Hyperfractionated, accelerated radiotherapy (HART) has been advocated for patients with local-regionally recurrent breast cancer because it is believed to enhance treatment effects in rapidly proliferating or chemoresistant tumors. This report examines the value of HART in patients with local-regionally recurrent breast cancer treated with multimodality therapy.


The study included 148 patients with local-regionally recurrent breast cancer after mastectomy, who were treated with definitive local irradiation and systemic therapy consisting of either tamoxifen, cytotoxic chemotherapy, or both, along with excision of the recurrent tumor when possible. Patients with distant metastases were excluded, except for two patients with ipsilateral supraclavicular nodal metastases. Patients received comprehensive irradiation to the chest wall and regional lymphatics to a median dose of 45 Gy, with a boost to 60 Gy to areas of recurrence. Sixty-eight patients (46%) were treated once daily at 2 Gy/fraction (fx), and 80 (54%) were treated twice daily at 1.5 Gy/fx. Forty-eight patients (32%), who had palpable gross disease that was unresponsive to systemic therapy and/or unresectable, were irradiated. The median follow-up time of surviving patients was 78 months.

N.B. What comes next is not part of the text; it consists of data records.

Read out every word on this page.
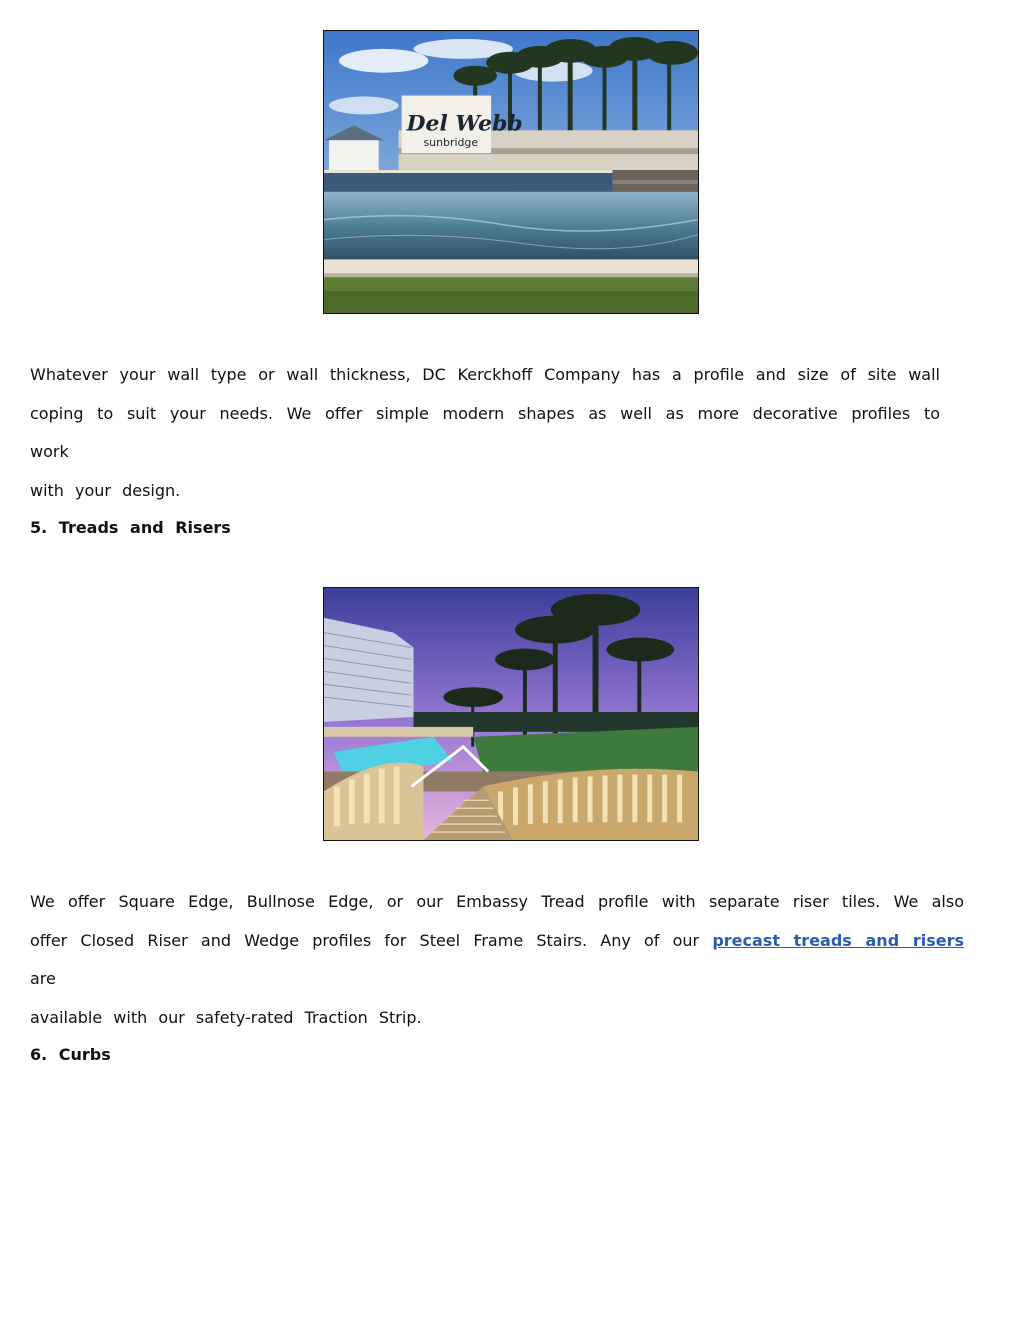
Del Webb
sunbridge

Whatever your wall type or wall thickness, DC Kerckhoff Company has a profile and size of site wall
coping to suit your needs. We offer simple modern shapes as well as more decorative profiles to work
with your design.

5. Treads and Risers

We offer Square Edge, Bullnose Edge, or our Embassy Tread profile with separate riser tiles. We also
offer Closed Riser and Wedge profiles for Steel Frame Stairs. Any of our precast treads and risers are
available with our safety-rated Traction Strip.

6. Curbs
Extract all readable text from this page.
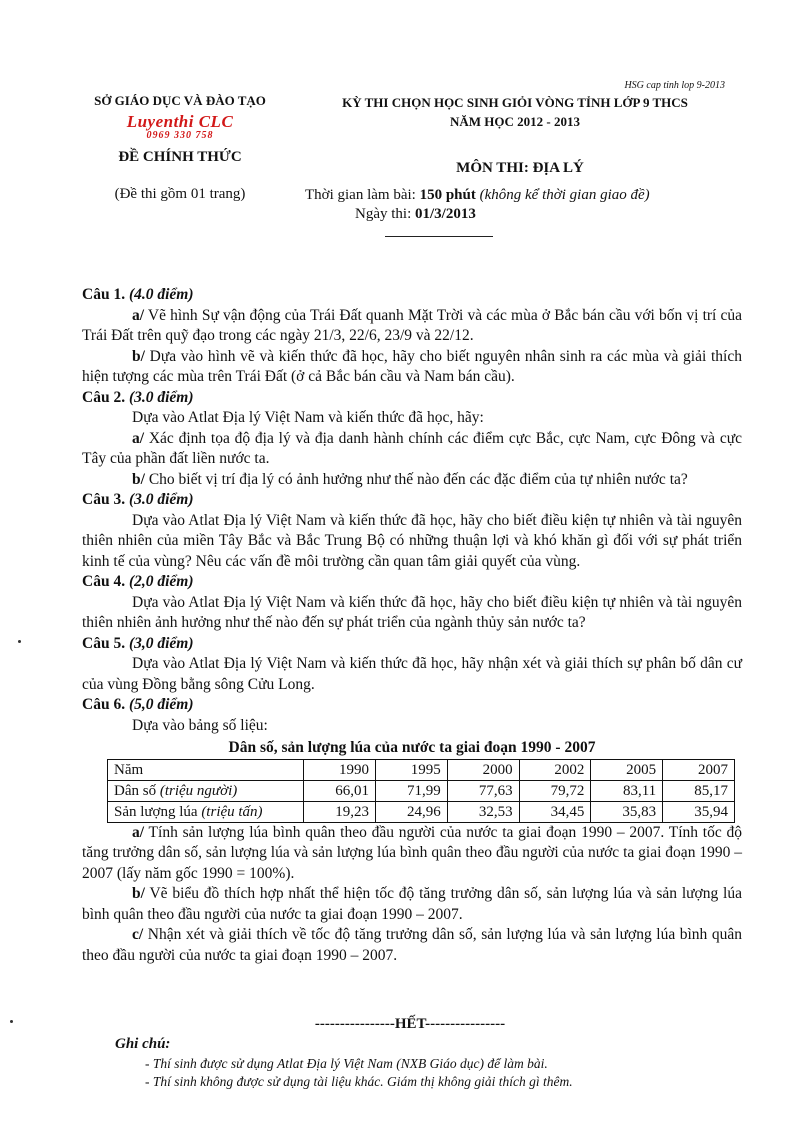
HSG cap tinh lop 9-2013
SỞ GIÁO DỤC VÀ ĐÀO TẠO
Luyenthi CLC
0969 330 758
ĐỀ CHÍNH THỨC
(Đề thi gồm 01 trang)
KỲ THI CHỌN HỌC SINH GIỎI VÒNG TỈNH LỚP 9 THCS
NĂM HỌC 2012 - 2013
MÔN THI: ĐỊA LÝ
Thời gian làm bài: 150 phút (không kể thời gian giao đề)
Ngày thi: 01/3/2013
Câu 1. (4.0 điểm)
a/ Vẽ hình Sự vận động của Trái Đất quanh Mặt Trời và các mùa ở Bắc bán cầu với bốn vị trí của Trái Đất trên quỹ đạo trong các ngày 21/3, 22/6, 23/9 và 22/12.
b/ Dựa vào hình vẽ và kiến thức đã học, hãy cho biết nguyên nhân sinh ra các mùa và giải thích hiện tượng các mùa trên Trái Đất (ở cả Bắc bán cầu và Nam bán cầu).
Câu 2. (3.0 điểm)
Dựa vào Atlat Địa lý Việt Nam và kiến thức đã học, hãy:
a/ Xác định tọa độ địa lý và địa danh hành chính các điểm cực Bắc, cực Nam, cực Đông và cực Tây của phần đất liền nước ta.
b/ Cho biết vị trí địa lý có ảnh hưởng như thế nào đến các đặc điểm của tự nhiên nước ta?
Câu 3. (3.0 điểm)
Dựa vào Atlat Địa lý Việt Nam và kiến thức đã học, hãy cho biết điều kiện tự nhiên và tài nguyên thiên nhiên của miền Tây Bắc và Bắc Trung Bộ có những thuận lợi và khó khăn gì đối với sự phát triển kinh tế của vùng? Nêu các vấn đề môi trường cần quan tâm giải quyết của vùng.
Câu 4. (2,0 điểm)
Dựa vào Atlat Địa lý Việt Nam và kiến thức đã học, hãy cho biết điều kiện tự nhiên và tài nguyên thiên nhiên ảnh hưởng như thế nào đến sự phát triển của ngành thủy sản nước ta?
Câu 5. (3,0 điểm)
Dựa vào Atlat Địa lý Việt Nam và kiến thức đã học, hãy nhận xét và giải thích sự phân bố dân cư của vùng Đồng bằng sông Cửu Long.
Câu 6. (5,0 điểm)
Dựa vào bảng số liệu:
Dân số, sản lượng lúa của nước ta giai đoạn 1990 - 2007
Năm	1990	1995	2000	2002	2005	2007
Dân số (triệu người)	66,01	71,99	77,63	79,72	83,11	85,17
Sản lượng lúa (triệu tấn)	19,23	24,96	32,53	34,45	35,83	35,94
a/ Tính sản lượng lúa bình quân theo đầu người của nước ta giai đoạn 1990 – 2007. Tính tốc độ tăng trưởng dân số, sản lượng lúa và sản lượng lúa bình quân theo đầu người của nước ta giai đoạn 1990 – 2007 (lấy năm gốc 1990 = 100%).
b/ Vẽ biểu đồ thích hợp nhất thể hiện tốc độ tăng trưởng dân số, sản lượng lúa và sản lượng lúa bình quân theo đầu người của nước ta giai đoạn 1990 – 2007.
c/ Nhận xét và giải thích về tốc độ tăng trưởng dân số, sản lượng lúa và sản lượng lúa bình quân theo đầu người của nước ta giai đoạn 1990 – 2007.
----------------HẾT----------------
Ghi chú:
- Thí sinh được sử dụng Atlat Địa lý Việt Nam (NXB Giáo dục) để làm bài.
- Thí sinh không được sử dụng tài liệu khác. Giám thị không giải thích gì thêm.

Overall actuarial local-regional control (LRC) rates at 5 and 10 years were 68% and 55%, respectively. Five- and ten-year actuarial overall survival (OS) and disease-free survival (DFS) rates were 50% and 35%, 39% and 29%, respectively. Univariate analysis revealed that LRC was adversely affected by 1. advanced initial American Joint Committee on Cancer (AJCC) stage (p = 0.001), 2. clinically evident residual disease at time of treatment (p < 0.0001), 3. more than three positive nodes at initial mastectomy (p = 0.014), 4. short interval from mastectomy to recurrence (< 24 months, p = 0.0007), 5. nuclear grade (III vs. I or II, p = 0.045), and 6. number of recurrent nodules (1 vs. > 1, p = 0.02). Patient age at time of recurrence (< 40 vs. > or = 40 years), recurrence location on the chest wall, estrogen receptor status, progesterone receptor status or menopausal status did not adversely affect LRC. On multivariate analysis, only clinically evident residual disease at the time of treatment and short interval from mastectomy to recurrence remained significant. When once-a-day irradiation was compared to the twice-a-day schedule, no significant differences were seen in LRC (67% vs. 68%), OS (47% vs. 52%), or DFS (42% vs. 36%) for the entire group of patients at 5 years. Pairwise comparison of the two fractionation schedules in each of the adverse outcome subgroups identified above showed no clinically significant differences in LRC at 5 years. For the 48 patients who began radiotherapy with measurable gross local recurrence, the complete response rate to radiotherapy was 73%, with no difference seen between the two fractionation schedules. The incidence of acute and chronic radiation-related complications was similar in both treatment groups.


Hyperfractionated accelerated radiotherapy, although well tolerated by patients with local-regionally recurrent breast cancer, did not result in superior local-regional control rates when compared to daily fractionated regimens. Alternative strategies, such as dose escalation or chemoradiation, may be required to improve control.